Y sin embargo, algo se mueve. El simple hecho de que hoy sea socialmente legítimo hablar de feminismo, de derechos humanos, de violencia institucional, de rendición de cuentas, es un desplazamiento del sentido. Un desplazamiento que duele al viejo régimen porque lo descoloca. Pero cuidado: si ese nuevo discurso no se acompaña de una nueva práctica, la decepción será mayor y más corrosiva. Porque el umbral de tolerancia al engaño ya no es el mismo. Porque hay una sociedad civil más alerta, más conectada, más agraviada.
La simulación no es una anomalía del poder: es su forma más refinada de persistir.

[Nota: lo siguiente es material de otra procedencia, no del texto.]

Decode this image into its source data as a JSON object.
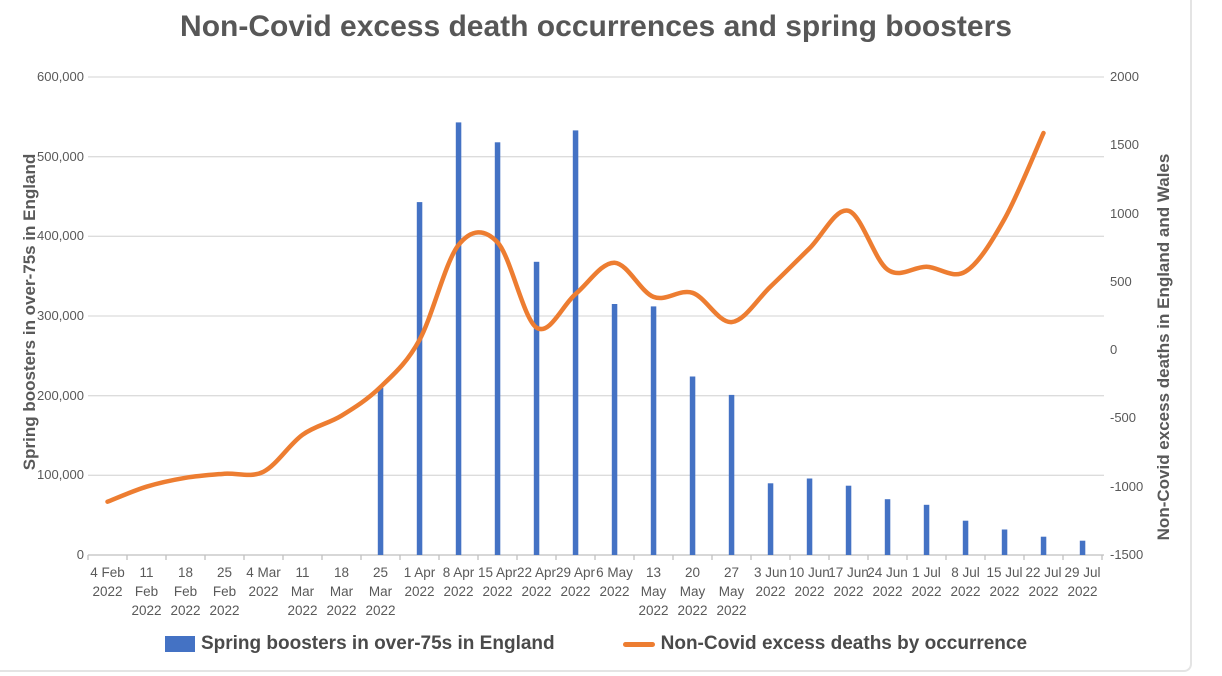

Desafección y poder simbólico
Las encuestas siguen mostrando que la mayoría desconfía de los partidos, de los jueces, de los policías, de los sindicatos. Y tienen razón. Pero lo preocupante no es solo esa desconfianza: es que no se traduzca en exigencia organizada. Que no mutemos el malestar en proyecto. Que no pasemos del meme a la movilización, del hartazgo a la propuesta. La desafección política es el clima perfecto para que sobrevivan los simuladores.
Por eso urge reconstruir ciudadanía desde abajo. Eso implica educación crítica, ética pública, medios libres, fiscalización social, valentía cívica. No podemos esperar que el poder se corrija a sí mismo. Como decía Dewey, la democracia no es una forma de gobierno, sino una forma de vivir juntos. Y si no democratizamos nuestras relaciones cotidianas, no lo haremos tampoco en las urnas ni en las instituciones.
Escritura contra el olvido
En este claroscuro mexiquense, donde coexisten el discurso emancipador y la práctica autoritaria, debemos elegir una trinchera. No hay neutralidad posible. El periodismo debe ser memoria activa, no solo archivo. Debe ser denuncia, pero también propuesta. Debe incomodar, pero también convocar.
Desde aquí, desde Expediente Edomex, asumimos ese deber: explorar al poder con bisturí filosófico, con herramientas de la axiología y de la epistemología, no para pontificar desde una torre de marfil, sino para iluminar zonas de sombra que el poder prefiere mantener opacas.
Porque quien no explora al poder, termina normalizándolo. Y quien no duda del poder, termina repitiéndolo.
El poder es como el humo: solo se ve si hay luz.
Con esta entrega, inauguramos Expediente Edomex, una columna semanal que se publicará cada lunes. Su propósito es claro: explorar críticamente el poder en el Estado de México. Será un espacio de pensamiento libre, ético y provocador. Aquí quedará disponible cada semana, como una invitación abierta a la conciencia, la lectura pausada y el debate informado.